Weak in this chapter. Don't know how to proceed. Please help

Sorry for the typo made before

Answer 1

All the terms of $(x+y+z)^{15}$ are of order 15. The given term $x^3y^5z$ is of order 9 and so does not appear in $(x+y+z)^{15}$, that is, its coefficient is zero.

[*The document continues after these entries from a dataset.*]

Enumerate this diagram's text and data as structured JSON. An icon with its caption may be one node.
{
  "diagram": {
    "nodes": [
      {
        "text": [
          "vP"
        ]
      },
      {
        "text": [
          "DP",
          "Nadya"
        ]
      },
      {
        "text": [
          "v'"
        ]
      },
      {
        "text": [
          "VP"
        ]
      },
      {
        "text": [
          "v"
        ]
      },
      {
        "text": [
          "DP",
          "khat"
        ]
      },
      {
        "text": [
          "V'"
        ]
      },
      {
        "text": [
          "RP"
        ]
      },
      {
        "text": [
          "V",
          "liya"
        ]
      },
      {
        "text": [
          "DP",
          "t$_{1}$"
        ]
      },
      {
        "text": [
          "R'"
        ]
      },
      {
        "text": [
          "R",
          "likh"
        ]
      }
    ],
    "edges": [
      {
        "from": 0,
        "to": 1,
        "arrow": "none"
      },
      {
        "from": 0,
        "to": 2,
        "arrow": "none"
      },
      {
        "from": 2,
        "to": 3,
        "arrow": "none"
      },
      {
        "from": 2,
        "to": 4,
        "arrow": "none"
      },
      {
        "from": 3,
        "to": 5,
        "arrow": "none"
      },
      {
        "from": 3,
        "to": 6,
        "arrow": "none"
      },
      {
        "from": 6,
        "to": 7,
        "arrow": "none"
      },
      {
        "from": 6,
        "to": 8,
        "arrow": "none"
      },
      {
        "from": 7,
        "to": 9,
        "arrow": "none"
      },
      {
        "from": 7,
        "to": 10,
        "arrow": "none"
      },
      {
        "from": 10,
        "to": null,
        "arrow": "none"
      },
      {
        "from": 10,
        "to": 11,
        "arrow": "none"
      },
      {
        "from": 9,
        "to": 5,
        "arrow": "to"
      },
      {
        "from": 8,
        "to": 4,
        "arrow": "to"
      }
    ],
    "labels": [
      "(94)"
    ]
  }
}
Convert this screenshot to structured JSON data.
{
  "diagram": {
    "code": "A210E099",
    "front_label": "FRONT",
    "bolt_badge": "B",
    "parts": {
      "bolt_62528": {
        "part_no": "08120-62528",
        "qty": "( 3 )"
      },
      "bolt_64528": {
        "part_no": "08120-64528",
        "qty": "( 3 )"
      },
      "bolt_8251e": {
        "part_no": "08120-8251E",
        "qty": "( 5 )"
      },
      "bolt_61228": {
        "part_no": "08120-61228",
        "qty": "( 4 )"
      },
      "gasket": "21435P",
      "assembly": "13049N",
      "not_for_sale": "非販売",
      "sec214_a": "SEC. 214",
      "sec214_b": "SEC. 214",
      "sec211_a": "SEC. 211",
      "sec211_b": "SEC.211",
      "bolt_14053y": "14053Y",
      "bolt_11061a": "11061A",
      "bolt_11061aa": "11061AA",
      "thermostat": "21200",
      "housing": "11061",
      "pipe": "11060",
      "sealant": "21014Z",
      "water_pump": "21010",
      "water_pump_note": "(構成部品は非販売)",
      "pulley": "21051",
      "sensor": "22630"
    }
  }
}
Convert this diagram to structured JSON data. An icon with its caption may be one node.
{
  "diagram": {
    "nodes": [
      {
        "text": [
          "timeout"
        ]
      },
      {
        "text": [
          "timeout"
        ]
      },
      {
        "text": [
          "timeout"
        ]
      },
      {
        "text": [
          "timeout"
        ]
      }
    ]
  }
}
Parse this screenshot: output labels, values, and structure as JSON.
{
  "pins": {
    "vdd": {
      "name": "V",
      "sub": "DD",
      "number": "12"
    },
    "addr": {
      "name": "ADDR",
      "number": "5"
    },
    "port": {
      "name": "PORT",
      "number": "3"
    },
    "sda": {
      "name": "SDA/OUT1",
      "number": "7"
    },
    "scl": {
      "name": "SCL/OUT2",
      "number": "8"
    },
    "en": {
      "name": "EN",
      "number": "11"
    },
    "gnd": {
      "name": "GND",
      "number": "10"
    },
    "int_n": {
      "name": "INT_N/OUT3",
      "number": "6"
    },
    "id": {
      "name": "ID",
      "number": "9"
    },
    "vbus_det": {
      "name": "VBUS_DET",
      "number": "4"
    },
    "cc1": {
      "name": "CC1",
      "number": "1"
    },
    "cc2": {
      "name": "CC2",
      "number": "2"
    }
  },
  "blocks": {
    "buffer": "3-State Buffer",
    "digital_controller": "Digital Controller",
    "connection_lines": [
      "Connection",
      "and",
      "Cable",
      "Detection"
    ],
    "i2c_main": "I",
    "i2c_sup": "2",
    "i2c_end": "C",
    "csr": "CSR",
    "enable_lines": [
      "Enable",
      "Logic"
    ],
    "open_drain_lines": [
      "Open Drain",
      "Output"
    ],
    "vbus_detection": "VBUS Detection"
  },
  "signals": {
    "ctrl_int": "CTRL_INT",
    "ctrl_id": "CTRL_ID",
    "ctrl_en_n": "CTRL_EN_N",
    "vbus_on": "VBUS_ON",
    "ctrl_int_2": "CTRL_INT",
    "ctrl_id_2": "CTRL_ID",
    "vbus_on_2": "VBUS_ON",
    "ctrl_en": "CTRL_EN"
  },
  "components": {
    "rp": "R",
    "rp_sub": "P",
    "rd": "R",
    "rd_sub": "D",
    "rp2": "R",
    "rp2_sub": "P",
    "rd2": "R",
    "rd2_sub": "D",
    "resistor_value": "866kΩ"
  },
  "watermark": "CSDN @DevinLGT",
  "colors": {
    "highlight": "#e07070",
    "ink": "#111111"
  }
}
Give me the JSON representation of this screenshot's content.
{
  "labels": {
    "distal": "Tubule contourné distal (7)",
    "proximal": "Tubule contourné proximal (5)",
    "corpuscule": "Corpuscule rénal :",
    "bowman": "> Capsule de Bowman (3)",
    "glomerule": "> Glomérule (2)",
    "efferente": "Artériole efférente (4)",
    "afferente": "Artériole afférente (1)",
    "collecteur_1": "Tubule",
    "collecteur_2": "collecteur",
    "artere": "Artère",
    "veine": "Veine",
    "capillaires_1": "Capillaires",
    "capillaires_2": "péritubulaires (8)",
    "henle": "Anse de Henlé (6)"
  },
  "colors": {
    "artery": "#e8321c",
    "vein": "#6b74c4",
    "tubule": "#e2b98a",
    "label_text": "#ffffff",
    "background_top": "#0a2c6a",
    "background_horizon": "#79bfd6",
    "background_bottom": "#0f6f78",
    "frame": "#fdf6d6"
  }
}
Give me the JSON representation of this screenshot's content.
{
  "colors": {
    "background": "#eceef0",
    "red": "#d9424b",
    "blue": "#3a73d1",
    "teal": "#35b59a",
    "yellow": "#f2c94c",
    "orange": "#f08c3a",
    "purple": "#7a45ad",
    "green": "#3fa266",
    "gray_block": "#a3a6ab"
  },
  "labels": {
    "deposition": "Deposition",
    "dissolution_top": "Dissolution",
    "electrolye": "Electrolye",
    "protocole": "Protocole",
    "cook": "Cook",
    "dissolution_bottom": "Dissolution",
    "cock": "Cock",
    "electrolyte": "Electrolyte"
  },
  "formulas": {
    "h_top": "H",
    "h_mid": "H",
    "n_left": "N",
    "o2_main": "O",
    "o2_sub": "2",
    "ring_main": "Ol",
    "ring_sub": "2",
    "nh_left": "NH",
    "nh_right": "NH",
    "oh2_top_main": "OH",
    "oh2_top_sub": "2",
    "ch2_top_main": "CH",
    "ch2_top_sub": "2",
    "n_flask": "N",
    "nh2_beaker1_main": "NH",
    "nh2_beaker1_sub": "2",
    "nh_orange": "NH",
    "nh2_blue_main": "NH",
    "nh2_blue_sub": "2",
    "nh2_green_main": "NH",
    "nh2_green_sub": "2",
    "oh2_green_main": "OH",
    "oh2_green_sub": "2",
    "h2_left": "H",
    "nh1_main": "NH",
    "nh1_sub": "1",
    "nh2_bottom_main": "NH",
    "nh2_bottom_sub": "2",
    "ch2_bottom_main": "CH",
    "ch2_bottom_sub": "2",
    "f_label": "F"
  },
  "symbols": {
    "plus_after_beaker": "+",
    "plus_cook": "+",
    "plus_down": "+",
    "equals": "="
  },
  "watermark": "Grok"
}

This can be seen more formally by using the binomial theorem twice, as suggested in another answer: \begin{eqnarray*} (x+y+z)^{15} &=& ((x+y)+z)^{15}\\ &=& \sum_{k=0}^{15}{15 \choose k}(x+y)^kz^{15-k}\\ &=& \sum_{k=0}^{15}{15 \choose k}\sum_{m=0}^k {k\choose m}x^my^{k-m}z^{15-k} \end{eqnarray*} One can see that the order of each term is $15$. Another way of seeing the result is to recognise that the only way to get $z^1$ in the sum is when $k=14$ in which case the sum reduces to \begin{eqnarray*} {15 \choose 14}\sum_{m=0}^{14} {14\choose m}x^my^{14-m}z \end{eqnarray*} and we see that the sum of the powers on $x^my^{14-m}$ are always $14$ so we can never get an $x^3y^5$ term multiplying $z^1$.

Answer 2

Hint. All terms of that form can be found from considering $x+y+z$ as the binomial $(x+y)+z.$ Taking the $15$th power of this gives a sum whose $k+1$th term is $${15\choose k}(x+y)^{15-k}z^k.$$ Then set $k=3$ and work out the rest.